Mr Dunn said: “I was just honoured to be invited by Cause UK to attend the northern premier of this remarkable exhibition. Muhammad Ali is one of the last living icons of our time. I’m proud to support this event that extols all the wonderful values and philosophies of the great man. I really hope young people come and see the exhibition and get the passion and direction that he so naturally inspires. It isn’t just about boxing and sport, but about being the best you can be in life, finding your passion and making it happen.”
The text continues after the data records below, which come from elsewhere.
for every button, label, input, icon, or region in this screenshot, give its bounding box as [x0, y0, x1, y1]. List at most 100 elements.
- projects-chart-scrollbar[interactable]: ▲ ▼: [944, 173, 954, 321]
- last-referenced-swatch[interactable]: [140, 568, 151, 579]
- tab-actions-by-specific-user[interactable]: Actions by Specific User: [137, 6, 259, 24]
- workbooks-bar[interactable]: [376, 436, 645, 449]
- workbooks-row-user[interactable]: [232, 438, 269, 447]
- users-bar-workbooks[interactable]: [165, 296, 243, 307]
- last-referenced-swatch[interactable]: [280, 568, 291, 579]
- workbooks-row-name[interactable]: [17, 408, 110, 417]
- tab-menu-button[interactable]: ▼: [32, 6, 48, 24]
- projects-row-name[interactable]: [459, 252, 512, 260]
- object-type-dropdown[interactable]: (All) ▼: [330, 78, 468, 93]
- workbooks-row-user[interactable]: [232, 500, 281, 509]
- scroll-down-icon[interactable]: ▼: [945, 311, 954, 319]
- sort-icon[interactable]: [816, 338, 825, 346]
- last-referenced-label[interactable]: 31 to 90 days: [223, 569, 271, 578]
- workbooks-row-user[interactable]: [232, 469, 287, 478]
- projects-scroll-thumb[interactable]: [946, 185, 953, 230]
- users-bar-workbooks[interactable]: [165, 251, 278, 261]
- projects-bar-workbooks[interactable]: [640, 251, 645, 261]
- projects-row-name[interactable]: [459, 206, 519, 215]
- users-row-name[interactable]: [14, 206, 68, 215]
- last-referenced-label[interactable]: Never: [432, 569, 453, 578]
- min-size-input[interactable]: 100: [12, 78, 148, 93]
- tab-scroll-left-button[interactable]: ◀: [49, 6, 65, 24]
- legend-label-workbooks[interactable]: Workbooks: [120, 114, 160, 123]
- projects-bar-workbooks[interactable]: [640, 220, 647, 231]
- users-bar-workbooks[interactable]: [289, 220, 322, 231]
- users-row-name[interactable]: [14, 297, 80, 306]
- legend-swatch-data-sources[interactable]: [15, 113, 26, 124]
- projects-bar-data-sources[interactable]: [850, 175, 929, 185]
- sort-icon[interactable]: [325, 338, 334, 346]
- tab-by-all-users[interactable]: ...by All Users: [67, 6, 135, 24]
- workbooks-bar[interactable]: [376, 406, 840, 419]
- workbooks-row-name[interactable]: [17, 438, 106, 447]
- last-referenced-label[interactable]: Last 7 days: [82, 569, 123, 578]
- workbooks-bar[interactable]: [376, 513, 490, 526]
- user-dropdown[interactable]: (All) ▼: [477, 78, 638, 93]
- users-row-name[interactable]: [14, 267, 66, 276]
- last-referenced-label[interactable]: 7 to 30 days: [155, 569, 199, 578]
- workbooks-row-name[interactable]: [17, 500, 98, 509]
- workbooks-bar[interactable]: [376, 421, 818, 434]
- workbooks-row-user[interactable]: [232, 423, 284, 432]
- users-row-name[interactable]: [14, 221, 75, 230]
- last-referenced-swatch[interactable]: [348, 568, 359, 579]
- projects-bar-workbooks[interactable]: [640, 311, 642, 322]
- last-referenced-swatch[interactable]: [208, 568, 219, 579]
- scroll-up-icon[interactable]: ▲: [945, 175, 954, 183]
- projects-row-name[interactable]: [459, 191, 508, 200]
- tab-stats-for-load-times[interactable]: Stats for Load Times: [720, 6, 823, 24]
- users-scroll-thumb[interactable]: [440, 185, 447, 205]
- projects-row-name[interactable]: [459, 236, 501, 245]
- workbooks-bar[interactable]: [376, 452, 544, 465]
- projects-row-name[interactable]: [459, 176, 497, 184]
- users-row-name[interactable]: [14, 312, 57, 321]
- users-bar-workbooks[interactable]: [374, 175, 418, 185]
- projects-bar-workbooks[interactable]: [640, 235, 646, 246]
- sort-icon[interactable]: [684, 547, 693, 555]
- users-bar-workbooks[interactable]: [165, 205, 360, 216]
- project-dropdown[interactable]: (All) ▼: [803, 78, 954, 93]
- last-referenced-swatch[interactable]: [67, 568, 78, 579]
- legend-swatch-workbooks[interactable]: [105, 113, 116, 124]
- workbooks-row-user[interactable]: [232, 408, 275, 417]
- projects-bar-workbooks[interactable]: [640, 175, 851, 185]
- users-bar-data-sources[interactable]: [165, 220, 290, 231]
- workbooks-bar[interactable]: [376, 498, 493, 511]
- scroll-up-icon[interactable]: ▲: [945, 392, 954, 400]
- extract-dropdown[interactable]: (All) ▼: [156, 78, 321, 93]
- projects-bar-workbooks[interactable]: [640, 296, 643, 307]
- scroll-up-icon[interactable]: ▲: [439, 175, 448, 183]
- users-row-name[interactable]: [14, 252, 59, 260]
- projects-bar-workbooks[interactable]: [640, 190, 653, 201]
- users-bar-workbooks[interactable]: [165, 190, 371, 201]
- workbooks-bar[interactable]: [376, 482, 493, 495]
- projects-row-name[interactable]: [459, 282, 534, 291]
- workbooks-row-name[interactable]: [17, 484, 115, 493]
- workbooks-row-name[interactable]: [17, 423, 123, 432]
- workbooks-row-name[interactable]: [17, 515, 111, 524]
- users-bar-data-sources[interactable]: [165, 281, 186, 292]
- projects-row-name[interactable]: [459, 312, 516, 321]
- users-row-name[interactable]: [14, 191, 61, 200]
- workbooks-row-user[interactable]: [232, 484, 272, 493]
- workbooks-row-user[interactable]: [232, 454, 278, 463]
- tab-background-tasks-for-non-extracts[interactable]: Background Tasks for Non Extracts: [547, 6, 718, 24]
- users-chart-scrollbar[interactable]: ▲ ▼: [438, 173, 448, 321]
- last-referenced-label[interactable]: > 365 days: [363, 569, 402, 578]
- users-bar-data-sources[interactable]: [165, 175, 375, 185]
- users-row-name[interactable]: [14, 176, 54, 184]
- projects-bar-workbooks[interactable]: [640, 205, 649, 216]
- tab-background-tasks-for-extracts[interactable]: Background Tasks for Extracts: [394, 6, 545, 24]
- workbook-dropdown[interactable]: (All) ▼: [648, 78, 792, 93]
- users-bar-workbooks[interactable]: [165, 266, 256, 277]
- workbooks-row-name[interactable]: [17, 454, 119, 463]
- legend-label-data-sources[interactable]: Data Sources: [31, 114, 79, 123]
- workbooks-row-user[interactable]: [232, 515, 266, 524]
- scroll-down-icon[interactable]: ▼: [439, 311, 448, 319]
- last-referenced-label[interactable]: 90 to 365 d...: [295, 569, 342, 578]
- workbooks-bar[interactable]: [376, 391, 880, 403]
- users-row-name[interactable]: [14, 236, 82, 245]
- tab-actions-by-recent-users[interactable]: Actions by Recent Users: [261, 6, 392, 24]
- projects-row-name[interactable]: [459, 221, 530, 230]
Three times world heavyweight champion, self-proclaimed “The Greatest”, Muhammad Ali was never less than entertaining as a boxer. There were his pre-fight insults to opponents delivered in rhyming couplets, his unorthodox fighting style – which he described as “float like a butterfly, sting like a bee” – and his homespun, inspirational views on life.

For the last 25 years, despite suffering increasing physical disability associated with Parkinson’s Syndrome, Ali has worked tirelessly for the humanitarian causes he believes in, including relief of poverty, education, adoption, race relations, and encouraging people of all races to understand and respect each other.

Ali has helped to provide 232 million meals to those suffering food poverty, and has hand-delivered food and medical supplies to needy communities in Asia, Africa and North and South America.  He is the international ambassador of Jubilee 2000, a global organization dedicated to relieving debt in developing nations. He has raised millions of dollars for research into Parkinson’s Disease.

Ali has been a peace campaigner since the 1960s, when he refused to fight in Vietnam, and he continues to fight for peace to this day.  In the 1960s he worked alongside black activists to try to end race discrimination in the US, and he remains an ambassador for race relations under Obama’s administration. Former President Jimmy Carter called Ali “Mr International Friendship” and in 2005 he was awarded the Presidential Medal of Freedom. Amnesty International have given him their Lifetime Achievement Award and the Secretary-General of the UN bestowed him with the citation United Nations Messenger of Peace. No other sportsman has done so much, in so many areas, while fighting severe progressive illness.

Adeeba added: “Bradford has been a City of riches and a City of destitution. In a City of Dreams, Ali’s are worth fighting for.”